Fig. 6. Estimated effective population sizes (N_e) per population for four possible migration scenarios.

Each row depicts the N_e estimates per population for a given model of historical migration. WAM, CAM, and ATL represent the three major populations as inferred by ADMIXTURE and fineSTRUCTURE (Fig. 3a). AM represents the ancestral population prior to the split of WAM and CAM. Four models of historical migration were tested: (i) no migration, (ii) unidirectional migration from AM to ATL, (iii) unidirectional migration from ATL to AM, and (iv) bidirectional migration between AM and ATL.
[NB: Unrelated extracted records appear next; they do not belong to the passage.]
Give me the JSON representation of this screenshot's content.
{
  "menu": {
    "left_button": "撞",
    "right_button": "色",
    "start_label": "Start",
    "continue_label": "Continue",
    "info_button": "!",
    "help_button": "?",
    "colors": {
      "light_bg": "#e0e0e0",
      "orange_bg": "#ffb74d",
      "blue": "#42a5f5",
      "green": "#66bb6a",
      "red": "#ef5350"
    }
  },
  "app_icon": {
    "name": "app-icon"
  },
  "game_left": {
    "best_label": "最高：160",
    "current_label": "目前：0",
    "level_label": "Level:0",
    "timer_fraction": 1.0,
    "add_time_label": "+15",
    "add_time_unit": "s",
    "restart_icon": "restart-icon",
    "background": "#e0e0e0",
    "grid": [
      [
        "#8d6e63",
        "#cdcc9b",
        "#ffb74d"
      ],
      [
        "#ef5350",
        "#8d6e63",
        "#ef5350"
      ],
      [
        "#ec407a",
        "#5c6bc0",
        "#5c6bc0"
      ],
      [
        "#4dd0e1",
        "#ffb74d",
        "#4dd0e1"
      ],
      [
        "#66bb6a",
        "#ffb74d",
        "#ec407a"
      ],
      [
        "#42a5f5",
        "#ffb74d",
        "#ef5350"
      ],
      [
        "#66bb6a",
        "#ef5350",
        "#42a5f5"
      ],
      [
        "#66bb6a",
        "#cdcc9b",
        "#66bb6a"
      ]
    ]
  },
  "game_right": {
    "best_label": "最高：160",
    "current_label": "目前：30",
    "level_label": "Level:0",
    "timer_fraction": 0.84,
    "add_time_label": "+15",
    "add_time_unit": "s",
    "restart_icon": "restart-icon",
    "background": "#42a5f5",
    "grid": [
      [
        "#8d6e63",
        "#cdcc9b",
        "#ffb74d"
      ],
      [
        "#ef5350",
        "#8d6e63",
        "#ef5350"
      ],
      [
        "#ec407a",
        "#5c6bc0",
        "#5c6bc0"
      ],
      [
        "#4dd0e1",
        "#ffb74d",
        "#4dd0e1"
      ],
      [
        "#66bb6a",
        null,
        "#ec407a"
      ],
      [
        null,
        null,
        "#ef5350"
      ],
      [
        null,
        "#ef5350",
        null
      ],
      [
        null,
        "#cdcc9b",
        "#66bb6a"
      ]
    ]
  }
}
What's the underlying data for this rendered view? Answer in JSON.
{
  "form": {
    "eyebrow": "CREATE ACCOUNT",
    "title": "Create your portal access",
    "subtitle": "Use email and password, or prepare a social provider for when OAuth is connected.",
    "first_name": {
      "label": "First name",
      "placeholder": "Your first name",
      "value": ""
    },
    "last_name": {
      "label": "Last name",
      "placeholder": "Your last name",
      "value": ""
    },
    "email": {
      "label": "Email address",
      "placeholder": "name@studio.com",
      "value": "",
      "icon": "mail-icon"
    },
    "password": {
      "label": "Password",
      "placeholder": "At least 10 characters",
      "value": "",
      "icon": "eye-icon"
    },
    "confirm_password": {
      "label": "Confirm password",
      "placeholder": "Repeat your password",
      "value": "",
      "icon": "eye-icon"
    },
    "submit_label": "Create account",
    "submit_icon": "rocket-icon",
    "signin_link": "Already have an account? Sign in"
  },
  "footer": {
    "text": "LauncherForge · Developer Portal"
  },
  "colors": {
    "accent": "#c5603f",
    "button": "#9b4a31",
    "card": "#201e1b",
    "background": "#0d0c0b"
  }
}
Fig. 7. Simulated changes in Ne per population through time (in units of generations ago).

Simulations were performed in triplicate; on the same sample subsets per population as Fig. 6. Gradient boxes depict the estimated time of the first population split (rCCR ≈ 0.5) within the past 25 million generations, between WAM-CAM and AM-ATL based on the relative cross-coalescence rate (Supplementary Figs. 8 and 9). AM = WAM + CAM.